Archimede: possiamo ritenerci dei SUPERUSERS del BIM

La società di ingegneria Archimede di Genova, nata oltre cinquant’anni fa, svolge attività di progettazione e manutenzione integrata, consulenza tecnica, specialistica, direzione lavori, collaudi statici, collaudi tecnico amministrativi, progettazione della sicurezza dei cantieri. Dal 2012 ha deciso di implementare il BIM come ci racconta l’Ing. Elisa Spallarossa, BIM Manager della società.

Qual è stata la motivazione principale nella scelta di implementare la metodologia BIM?
Abbiamo iniziato ad adottare la metodologia BIM dal 2012, iniziando dall’implementazione di una consulenza di manutenzione programmata per un grande ospedale. Tale sistema prevedeva l’acquisizione di modelli IFC, a quel punto abbiamo capito quale fosse l’importanza dell’interoperabilità nell’ambito dell’intera filiera di progettazione, Direzione Lavori, manutenzione e gestione.

Come vi siete strutturati per operare il cambiamento?
Partendo dal formato IFC, abbiamo cominciato a studiare, valutare e approfondire diversi strumenti di progettazione BIM. In tale contesto abbiamo valutato anche quale impatto avesse lo sviluppo di tale metodologia all’interno del nostro core business, ossia della progettazione, svolgendo due casi “pilota” per due committenze pubbliche ed in due ambiti differenti. La prima progettazione strutturale in BIM è stata per una committenza pubblica genovese, per la quale, tra il 2014 e il 2015, abbiamo sviluppato la modellazione BIM degli interventi di rinforzo di un teatro, che aveva subito danni nell’alluvione del 2014. La progettazione non era stata richiesta con metodologia BIM, ma la scelta della società Archimede di applicare tale metodologia è stata determinante per dare avvio alla sistematica adozione della metodologia BIM nello sviluppo della progettazione. Ci sentivamo un po’ come Cristoforo Colombo: certi che ci fosse un nuovo mondo (digitale) a disposizione di chi avesse avuto il coraggio di salpare.
Poi è arrivato il caso Provveditorato Interregionale alle Opere Pubbliche per la Lombardia-Liguria, che ci ha espressamente richiesto la metodologia BIM per lo svolgimento del supporto all’attività di Direzione Lavori del Laboratorio del carcere di Bollate. In tal caso la Committenza richiedeva specificamente l’applicazione della metodologia BIM in ambito di “planning 4D”, legando il modello al cronoprogramma, non solo per supportare la Direzione Lavori durante la fase realizzativa, ma anche al fine di evidenziare eventuali incongruenze ed interferenze disciplinari sia a livello di progettazione, sia a livello esecutivo.

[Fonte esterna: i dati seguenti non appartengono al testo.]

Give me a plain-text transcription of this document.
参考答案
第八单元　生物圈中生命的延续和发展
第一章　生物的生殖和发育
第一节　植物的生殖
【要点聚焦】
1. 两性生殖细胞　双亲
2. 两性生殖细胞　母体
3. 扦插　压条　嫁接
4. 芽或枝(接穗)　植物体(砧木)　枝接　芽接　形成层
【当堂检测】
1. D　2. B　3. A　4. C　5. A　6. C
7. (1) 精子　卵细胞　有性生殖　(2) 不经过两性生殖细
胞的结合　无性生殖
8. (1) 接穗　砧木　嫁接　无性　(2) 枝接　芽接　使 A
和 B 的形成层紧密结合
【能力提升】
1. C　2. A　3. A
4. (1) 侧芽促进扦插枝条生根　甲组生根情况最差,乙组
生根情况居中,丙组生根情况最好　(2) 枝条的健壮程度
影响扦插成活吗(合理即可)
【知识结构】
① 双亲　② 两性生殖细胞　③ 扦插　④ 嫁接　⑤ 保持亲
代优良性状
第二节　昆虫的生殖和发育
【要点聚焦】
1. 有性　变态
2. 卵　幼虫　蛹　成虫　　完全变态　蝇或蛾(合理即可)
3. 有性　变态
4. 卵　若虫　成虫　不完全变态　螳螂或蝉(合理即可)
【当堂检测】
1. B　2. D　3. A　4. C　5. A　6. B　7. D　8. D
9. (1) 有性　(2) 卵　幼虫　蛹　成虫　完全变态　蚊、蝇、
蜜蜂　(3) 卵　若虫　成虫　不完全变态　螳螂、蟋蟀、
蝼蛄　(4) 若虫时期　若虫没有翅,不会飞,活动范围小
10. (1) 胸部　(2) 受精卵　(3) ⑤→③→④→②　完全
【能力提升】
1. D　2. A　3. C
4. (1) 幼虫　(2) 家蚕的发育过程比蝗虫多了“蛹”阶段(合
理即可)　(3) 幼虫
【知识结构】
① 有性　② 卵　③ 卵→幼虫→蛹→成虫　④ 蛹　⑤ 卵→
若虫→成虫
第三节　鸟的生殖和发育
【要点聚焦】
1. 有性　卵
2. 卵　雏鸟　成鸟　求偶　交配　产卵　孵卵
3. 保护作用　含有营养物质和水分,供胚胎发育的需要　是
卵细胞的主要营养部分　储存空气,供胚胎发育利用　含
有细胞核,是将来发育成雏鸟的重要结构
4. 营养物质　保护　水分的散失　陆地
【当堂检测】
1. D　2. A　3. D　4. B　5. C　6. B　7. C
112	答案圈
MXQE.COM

Quali vantaggi riscontrate quotidianamente nella progettazione in BIM?
I vantaggi sono senz’altro molteplici, uno tra essi è quello di dominare e crescere in una metodologia che ci ha permesso di rimanere competitivi sul mercato, anche in momenti difficili per il settore delle costruzioni. Oltre alle attività di progettazione e DL, abbiamo anche potuto affiancare imprese nella predisposizione di bandi di gara internazionali, che richiedevano lo sviluppo di BEP (Bim Execution Plan) e nella creazione di modelli BIM volti all’identificazioni delle interferenze e incongruenze progettuali, prima della loro cantierizzazione, con i conseguenti risparmi economici e temporali.

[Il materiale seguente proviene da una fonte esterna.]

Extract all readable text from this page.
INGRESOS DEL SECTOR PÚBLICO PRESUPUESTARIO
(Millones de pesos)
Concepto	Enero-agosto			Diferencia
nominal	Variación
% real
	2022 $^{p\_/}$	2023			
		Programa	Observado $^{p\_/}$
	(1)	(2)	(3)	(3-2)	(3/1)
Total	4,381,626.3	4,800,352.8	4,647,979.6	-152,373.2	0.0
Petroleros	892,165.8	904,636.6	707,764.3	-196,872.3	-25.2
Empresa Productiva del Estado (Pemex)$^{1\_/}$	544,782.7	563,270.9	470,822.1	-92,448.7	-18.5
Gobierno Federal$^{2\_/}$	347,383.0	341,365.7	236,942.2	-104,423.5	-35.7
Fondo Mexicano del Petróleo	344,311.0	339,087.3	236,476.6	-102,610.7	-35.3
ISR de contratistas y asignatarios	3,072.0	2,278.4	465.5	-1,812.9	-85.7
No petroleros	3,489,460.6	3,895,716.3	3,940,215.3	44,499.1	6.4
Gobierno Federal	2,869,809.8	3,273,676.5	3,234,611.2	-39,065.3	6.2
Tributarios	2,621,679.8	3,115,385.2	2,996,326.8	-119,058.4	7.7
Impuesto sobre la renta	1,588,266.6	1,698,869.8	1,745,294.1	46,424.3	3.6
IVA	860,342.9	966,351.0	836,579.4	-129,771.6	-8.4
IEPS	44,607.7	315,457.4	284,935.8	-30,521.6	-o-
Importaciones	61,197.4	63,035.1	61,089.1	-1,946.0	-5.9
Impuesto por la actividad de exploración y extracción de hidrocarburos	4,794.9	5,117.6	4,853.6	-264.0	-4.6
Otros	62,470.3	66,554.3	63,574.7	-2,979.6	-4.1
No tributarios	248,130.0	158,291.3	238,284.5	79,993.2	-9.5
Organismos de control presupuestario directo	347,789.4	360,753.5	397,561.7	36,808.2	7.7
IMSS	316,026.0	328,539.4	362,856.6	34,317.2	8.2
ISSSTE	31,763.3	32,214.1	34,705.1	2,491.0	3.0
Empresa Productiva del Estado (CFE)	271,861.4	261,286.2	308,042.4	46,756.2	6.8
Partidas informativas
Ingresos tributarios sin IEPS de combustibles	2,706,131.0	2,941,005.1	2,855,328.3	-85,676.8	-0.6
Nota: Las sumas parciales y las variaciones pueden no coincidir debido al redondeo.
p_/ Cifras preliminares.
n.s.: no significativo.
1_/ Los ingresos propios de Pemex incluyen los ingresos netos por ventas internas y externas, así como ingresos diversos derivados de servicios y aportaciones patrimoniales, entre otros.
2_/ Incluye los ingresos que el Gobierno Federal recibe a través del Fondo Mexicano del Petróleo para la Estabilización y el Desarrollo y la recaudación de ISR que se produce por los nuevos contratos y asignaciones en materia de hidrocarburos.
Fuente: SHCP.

Quali sono state le maggiori difficoltà che avete affrontato?
L’implementazione della metodologia BIM ha richiesto da parte di Archimede investimenti economici, temporali e di formazione/aggiornamento professionali, spesso non sufficientemente apprezzati e riconosciuti da parte delle Committenze, per insufficiente informazione sulle potenzialità dei metodi e strumenti di digitalizzazione. Siamo tuttavia fiduciosi che tale problematica sarà risolta con il graduale sviluppo di metodi e strumenti di digitalizzazione, secondo le fasi attuative previste dal DM 560/2017.

Può raccontarci di alcuni progetti recenti che sono esemplari del vostro percorso nell’implementazione del BIM?
Oltre alle applicazioni tradizionali nell’ambito del settore dell’ingegneria civile, come è ben noto, la metodologia si sta affermando anche nel settore infrastrutturale. Negli anni passati abbiamo acquisito esperienza non solo nell’ambito della progettazione, ma anche nello sviluppo di sistemi di manutenzione programmata su reti infrastrutturali. In tale contesto, l’opportunità da cogliere nella digitalizzazione sta sia nel continuo affinamento dell’adozione di metodologie innovative, sia nella valorizzazione delle competenze ed esperienze multidisciplinari. Per esempio assieme alla In2it, stiamo sviluppando una Metodologia per la gestione dinamica delle infrastrutture, supportata da una piattaforma IoT sviluppata autonomamente. La nostra piattaforma servirà come supporto a gestori, tecnici ed amministrazioni, secondo lo spirito del nuovo libro di Deutsch dal titolo “SUPERUSERS”, che illustra chiaramente le nuove frontiere della nostra professione: una fusione armonica ed integrata tra chi progetta da anni (e noi di Archimede lo facciamo con una tradizione di 50 anni) e chi conosce le tecnologie di filiera (come in2it, l’unica ad averlo nel suo claim sin dalla nascita). Come SUPERUSERS siamo riusciti in breve tempo a sperimentare una soluzione che è: allineata a metodologie applicative unificate e specificate in modo oggettivo; basata su algoritmi di provata efficacia, aggiornabili e personalizzabili da chiunque in brevissimo tempo; allineata alle esigenze e requisiti del neonato Archivio Informatico Nazionale delle Opere Pubbliche (AINOP).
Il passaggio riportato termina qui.